Initiated Measure 17 - Patient Choice
An initiated measure to require health insurers to include all willing and qualified health care providers on their provider lists.
Attorney General Explanation
Some health insurers offer health benefit plans in which the insurer maintains a list of health care providers. Plan members must use listed providers in order to obtain the maximum plan coverage, or to have coverage at all. “Health care providers” include doctors and other licensed health care professionals, clinics and hospitals.
The initiated measure establishes who is entitled to be on the insurer’s list of providers. The measure requires that these insurers list all health care providers who are willing, qualified and meet the conditions for participation established by the insurer.
The measure does not apply to all health insurers, nor to certain kinds of insurance and plans including those involving specified disease, indemnity, accident only, dental, vision, Medicare supplement, long-term care or disability income, and workers’ compensation.
The text of the proposed law is as follows
FOR AN ACT ENTITLED, An Act to ensure patient choice in the selection of health care providers.
BE IT ENACTED BY THE PEOPLE OF SOUTH DAKOTA:
Section 1. No health insurer, including the South Dakota Medicaid program, may obstruct patient choice by excluding a health care provider licensed under the laws of this state from participating on the health insurer's panel of providers if the provider is located within the geographic coverage area of the health benefit plan and is willing and fully qualified to meet the terms and conditions of participation as established by the health insurer.
Section 2. Terms used in this Initiated Measure mean:
(1) “Health benefit plan,” any hospital or medical expense policy or certificate, hospital or medical service plan, nonprofit hospital, medical-surgical health service corporation contract or certificate, provider sponsored integrated health delivery network, self-insured plan or plan provided by multiple employer welfare arrangements, health maintenance organization subscriber contract of more than six-month duration, or any health benefit plan that affects the rights of a South Dakota insured and bears a reasonable relation to South Dakota, whether delivered or issued for delivery in South Dakota.

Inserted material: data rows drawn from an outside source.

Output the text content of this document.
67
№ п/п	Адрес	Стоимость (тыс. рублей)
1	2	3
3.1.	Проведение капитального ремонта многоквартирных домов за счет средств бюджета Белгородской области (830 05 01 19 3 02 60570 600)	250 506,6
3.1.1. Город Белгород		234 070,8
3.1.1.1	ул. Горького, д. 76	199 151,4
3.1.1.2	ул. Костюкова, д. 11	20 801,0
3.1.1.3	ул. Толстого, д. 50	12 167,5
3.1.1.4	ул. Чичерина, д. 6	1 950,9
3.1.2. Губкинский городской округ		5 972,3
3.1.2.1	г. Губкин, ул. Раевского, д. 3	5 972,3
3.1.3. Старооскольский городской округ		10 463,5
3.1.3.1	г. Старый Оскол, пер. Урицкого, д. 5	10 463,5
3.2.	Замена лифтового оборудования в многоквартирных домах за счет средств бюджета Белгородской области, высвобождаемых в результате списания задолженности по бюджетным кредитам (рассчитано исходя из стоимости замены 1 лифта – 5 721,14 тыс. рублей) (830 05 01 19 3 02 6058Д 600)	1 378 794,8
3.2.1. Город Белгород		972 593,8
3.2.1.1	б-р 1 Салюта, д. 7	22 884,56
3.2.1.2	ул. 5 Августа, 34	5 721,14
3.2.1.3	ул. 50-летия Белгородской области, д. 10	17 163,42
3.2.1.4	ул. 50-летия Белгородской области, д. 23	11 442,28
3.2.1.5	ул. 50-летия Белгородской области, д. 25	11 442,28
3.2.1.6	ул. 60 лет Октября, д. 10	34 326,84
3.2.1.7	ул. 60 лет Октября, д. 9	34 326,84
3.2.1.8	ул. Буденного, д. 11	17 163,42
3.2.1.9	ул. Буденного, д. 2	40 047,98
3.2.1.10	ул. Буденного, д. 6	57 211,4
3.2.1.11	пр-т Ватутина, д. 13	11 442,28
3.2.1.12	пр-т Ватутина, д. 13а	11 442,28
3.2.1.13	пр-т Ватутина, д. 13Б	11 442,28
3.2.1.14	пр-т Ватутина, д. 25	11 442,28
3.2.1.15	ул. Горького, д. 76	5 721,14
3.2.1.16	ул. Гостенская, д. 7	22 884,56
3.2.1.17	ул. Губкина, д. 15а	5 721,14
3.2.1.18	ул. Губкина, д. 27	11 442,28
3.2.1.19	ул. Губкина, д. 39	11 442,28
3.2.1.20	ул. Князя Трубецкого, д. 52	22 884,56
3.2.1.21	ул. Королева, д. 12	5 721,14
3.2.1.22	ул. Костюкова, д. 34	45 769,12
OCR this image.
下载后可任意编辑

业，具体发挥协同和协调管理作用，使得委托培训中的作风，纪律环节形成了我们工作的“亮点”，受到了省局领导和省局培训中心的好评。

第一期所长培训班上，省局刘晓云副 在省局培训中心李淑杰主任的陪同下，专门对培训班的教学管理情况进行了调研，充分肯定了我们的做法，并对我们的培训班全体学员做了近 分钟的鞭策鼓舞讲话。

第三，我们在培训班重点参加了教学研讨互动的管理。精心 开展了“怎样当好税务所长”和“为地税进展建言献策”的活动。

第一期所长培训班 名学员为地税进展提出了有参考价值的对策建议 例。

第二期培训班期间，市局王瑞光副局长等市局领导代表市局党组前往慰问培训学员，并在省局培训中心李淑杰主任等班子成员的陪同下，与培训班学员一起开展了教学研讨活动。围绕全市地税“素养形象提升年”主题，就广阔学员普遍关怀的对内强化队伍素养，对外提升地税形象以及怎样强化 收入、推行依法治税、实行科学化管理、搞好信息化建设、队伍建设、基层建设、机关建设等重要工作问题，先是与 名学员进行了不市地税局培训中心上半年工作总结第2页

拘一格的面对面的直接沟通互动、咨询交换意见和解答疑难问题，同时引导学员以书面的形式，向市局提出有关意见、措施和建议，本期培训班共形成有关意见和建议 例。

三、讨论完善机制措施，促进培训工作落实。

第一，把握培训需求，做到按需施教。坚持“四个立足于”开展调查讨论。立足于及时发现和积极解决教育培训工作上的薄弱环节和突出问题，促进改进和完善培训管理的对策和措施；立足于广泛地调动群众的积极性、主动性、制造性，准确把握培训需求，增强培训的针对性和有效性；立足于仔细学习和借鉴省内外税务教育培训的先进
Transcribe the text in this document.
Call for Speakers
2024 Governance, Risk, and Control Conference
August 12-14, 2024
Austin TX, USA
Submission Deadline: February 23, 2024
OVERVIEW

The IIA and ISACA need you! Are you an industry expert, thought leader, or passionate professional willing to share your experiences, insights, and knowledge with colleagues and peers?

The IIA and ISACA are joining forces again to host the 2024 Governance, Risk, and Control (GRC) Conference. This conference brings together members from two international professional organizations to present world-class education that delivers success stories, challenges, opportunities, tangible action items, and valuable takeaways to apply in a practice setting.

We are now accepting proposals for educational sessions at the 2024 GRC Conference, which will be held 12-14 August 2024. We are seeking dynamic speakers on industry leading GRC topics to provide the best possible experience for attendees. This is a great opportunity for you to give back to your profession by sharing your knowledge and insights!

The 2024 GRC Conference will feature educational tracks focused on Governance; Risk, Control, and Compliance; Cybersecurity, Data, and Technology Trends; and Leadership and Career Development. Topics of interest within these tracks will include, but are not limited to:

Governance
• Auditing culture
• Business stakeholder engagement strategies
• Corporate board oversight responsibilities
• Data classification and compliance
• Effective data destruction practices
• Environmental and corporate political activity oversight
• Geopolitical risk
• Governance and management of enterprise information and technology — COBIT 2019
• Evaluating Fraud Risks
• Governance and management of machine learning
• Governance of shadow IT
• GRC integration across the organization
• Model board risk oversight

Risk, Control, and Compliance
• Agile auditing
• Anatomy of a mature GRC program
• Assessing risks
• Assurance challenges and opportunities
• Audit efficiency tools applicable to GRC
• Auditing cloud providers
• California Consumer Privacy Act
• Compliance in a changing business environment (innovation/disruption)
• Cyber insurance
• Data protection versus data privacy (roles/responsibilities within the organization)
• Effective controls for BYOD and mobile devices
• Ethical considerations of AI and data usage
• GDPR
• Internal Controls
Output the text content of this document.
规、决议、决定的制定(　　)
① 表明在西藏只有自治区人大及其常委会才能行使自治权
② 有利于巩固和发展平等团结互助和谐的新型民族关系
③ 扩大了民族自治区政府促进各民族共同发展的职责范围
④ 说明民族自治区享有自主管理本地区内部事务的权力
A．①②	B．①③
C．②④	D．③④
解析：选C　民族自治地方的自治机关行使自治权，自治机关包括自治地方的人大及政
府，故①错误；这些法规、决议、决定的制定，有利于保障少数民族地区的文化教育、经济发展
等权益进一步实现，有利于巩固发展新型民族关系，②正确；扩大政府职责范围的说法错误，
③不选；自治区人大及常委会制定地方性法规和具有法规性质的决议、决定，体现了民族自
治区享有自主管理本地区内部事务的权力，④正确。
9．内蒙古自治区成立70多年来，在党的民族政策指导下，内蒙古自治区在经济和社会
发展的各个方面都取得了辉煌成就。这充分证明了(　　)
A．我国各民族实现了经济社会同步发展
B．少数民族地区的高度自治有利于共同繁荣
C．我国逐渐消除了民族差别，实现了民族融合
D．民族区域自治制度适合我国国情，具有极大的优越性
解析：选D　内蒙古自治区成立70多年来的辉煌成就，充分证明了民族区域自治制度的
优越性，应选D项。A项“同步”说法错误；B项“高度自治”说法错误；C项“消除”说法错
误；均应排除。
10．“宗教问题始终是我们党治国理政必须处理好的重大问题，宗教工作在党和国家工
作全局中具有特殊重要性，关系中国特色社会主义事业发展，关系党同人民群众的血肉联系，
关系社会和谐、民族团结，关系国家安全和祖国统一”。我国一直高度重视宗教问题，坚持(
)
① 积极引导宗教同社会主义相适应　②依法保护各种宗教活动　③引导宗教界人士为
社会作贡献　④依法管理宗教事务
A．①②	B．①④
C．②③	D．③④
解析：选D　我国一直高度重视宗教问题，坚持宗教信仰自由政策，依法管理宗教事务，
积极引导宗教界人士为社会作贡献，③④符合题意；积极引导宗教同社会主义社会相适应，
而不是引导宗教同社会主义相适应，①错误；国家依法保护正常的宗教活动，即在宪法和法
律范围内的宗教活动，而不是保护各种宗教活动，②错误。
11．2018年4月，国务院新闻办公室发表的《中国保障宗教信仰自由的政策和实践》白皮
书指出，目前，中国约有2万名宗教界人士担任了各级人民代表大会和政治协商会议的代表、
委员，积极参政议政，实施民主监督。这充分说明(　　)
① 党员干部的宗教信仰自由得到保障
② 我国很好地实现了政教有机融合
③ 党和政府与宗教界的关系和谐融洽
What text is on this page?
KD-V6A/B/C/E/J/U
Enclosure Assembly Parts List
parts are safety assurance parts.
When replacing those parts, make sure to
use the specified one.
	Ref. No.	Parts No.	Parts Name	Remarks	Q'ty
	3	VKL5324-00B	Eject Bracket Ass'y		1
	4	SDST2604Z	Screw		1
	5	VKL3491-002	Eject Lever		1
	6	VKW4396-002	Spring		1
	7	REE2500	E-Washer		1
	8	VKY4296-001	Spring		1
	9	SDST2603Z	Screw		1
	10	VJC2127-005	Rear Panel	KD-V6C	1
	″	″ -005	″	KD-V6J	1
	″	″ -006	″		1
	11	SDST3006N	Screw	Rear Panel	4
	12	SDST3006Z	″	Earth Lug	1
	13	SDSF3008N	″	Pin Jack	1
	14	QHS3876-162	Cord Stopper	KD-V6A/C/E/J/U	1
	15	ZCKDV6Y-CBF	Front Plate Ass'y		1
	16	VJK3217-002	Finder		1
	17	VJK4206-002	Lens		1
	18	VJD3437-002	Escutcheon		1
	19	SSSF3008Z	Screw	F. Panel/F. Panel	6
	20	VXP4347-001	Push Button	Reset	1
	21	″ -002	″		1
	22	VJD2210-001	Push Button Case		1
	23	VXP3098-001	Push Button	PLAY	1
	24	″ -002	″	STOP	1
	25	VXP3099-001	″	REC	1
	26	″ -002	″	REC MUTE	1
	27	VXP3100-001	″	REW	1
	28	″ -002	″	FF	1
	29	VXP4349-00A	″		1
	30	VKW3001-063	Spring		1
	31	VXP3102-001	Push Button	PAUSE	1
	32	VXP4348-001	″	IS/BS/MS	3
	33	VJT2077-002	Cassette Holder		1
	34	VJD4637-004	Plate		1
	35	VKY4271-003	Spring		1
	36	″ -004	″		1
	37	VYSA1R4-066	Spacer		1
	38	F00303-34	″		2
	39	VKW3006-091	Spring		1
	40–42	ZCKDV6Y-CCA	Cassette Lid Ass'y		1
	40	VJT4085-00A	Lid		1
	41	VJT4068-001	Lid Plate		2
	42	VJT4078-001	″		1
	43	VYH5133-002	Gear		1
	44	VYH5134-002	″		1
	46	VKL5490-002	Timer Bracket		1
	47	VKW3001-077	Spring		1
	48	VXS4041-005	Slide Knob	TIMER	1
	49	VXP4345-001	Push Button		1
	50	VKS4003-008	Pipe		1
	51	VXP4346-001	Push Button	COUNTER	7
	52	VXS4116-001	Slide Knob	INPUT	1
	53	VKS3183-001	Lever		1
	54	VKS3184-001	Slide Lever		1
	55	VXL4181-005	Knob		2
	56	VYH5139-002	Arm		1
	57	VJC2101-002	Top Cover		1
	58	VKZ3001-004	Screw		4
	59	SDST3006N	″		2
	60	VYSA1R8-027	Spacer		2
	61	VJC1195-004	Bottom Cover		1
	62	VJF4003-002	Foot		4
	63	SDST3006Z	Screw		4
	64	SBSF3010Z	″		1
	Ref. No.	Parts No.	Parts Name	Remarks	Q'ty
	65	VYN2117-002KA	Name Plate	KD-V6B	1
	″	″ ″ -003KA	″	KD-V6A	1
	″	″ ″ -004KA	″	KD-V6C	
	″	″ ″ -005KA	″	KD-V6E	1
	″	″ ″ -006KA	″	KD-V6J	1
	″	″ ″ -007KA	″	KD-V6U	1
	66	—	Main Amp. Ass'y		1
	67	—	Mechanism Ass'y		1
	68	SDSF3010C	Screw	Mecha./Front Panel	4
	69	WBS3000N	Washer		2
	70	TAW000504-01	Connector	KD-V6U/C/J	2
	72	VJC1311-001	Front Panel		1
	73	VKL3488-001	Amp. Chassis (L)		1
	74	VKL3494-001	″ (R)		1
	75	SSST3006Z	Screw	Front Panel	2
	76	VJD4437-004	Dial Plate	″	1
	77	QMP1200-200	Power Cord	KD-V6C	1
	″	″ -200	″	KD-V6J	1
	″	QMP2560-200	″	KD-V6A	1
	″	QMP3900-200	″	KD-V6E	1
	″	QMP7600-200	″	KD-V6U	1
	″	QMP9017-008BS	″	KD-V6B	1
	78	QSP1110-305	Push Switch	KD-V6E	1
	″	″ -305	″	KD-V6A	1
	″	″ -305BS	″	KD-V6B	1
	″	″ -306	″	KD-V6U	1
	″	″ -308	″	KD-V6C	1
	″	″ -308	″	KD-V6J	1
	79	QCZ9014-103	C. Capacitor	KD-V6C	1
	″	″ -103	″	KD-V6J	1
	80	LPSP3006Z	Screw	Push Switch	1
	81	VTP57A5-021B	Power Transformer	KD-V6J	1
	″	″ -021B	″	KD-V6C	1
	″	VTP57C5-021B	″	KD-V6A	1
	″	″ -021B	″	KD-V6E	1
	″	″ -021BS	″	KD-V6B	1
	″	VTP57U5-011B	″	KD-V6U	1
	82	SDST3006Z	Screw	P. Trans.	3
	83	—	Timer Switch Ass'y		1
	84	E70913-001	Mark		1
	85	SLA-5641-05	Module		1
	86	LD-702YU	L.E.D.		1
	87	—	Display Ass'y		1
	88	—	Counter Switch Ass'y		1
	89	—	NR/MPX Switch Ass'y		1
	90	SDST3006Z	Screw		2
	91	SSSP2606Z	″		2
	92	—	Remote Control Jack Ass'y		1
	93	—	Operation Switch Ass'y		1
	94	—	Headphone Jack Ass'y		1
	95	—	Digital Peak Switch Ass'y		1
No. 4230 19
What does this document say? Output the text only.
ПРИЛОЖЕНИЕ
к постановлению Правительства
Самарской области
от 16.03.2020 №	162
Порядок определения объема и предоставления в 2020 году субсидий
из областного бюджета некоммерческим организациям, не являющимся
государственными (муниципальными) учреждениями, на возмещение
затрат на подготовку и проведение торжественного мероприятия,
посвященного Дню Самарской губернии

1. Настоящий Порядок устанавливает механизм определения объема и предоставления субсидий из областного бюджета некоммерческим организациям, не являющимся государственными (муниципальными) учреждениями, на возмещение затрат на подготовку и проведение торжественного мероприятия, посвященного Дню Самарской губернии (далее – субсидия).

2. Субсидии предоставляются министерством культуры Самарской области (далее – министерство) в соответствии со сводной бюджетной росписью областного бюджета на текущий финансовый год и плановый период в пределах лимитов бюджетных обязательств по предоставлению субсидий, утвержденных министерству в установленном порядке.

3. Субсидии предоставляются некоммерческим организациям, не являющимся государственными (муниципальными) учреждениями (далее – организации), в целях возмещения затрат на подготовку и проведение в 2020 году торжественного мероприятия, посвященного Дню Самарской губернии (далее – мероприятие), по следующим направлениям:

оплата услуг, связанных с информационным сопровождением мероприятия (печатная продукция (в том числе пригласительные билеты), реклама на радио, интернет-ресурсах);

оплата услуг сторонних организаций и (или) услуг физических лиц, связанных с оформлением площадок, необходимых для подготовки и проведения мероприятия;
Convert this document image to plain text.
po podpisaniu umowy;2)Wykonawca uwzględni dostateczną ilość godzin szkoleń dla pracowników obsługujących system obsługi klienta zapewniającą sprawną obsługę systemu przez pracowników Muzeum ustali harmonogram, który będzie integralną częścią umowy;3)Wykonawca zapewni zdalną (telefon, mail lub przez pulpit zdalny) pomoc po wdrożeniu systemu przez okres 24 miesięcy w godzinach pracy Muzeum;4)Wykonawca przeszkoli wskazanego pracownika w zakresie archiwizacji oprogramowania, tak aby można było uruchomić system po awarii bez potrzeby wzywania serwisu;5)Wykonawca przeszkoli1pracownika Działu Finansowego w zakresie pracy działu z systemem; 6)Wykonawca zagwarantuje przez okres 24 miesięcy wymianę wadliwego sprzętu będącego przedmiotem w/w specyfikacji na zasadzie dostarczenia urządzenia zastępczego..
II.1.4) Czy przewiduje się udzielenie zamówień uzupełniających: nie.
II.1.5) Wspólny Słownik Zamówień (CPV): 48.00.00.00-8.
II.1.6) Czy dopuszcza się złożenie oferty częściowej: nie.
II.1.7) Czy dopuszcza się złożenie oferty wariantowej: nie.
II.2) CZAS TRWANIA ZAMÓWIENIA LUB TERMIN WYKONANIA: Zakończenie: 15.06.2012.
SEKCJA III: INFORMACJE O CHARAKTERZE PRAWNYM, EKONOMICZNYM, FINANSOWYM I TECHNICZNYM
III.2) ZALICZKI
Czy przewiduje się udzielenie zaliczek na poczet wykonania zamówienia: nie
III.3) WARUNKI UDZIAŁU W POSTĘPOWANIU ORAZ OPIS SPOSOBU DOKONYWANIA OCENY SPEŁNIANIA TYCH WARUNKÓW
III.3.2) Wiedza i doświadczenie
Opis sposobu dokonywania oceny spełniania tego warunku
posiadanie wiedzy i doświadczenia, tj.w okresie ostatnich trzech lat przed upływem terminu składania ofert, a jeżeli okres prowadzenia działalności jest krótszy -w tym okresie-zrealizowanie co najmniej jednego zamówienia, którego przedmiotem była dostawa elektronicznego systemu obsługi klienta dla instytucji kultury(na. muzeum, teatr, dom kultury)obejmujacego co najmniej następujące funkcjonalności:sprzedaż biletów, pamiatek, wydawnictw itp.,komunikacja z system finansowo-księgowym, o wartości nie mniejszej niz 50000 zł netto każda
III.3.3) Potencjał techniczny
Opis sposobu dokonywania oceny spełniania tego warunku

The term does not include specified disease, hospital indemnity, fixed indemnity, accident only, credit, dental, vision, Medicare supplement, long-term care or disability income insurance, coverage issued as a supplement to liability insurance, workers' compensation or similar insurance, automobile medical payment insurance, or any plan or coverage exempted from state regulation by the Employee Retirement Income Security Act of 1974 (ERISA), 29 U.S.C. 18;
(2) “Health insurer,” any entity within the definitions set forth in subdivisions 58-17F-1(11), (12), and (15), any entity offering a health benefit plan as defined by § 58-17F-2, all self-insurers or multiple employer welfare arrangements, and self-insured employer-organized associations. The term does not include any entity exempted from state regulation by the Employee Retirement Income Security Act of 1974 (ERISA), 29 U.S.C. 18;
(3) “Health care provider,” any individual or entity within the scope of the definition of health care provider as defined by subdivision 58-17F-1(9).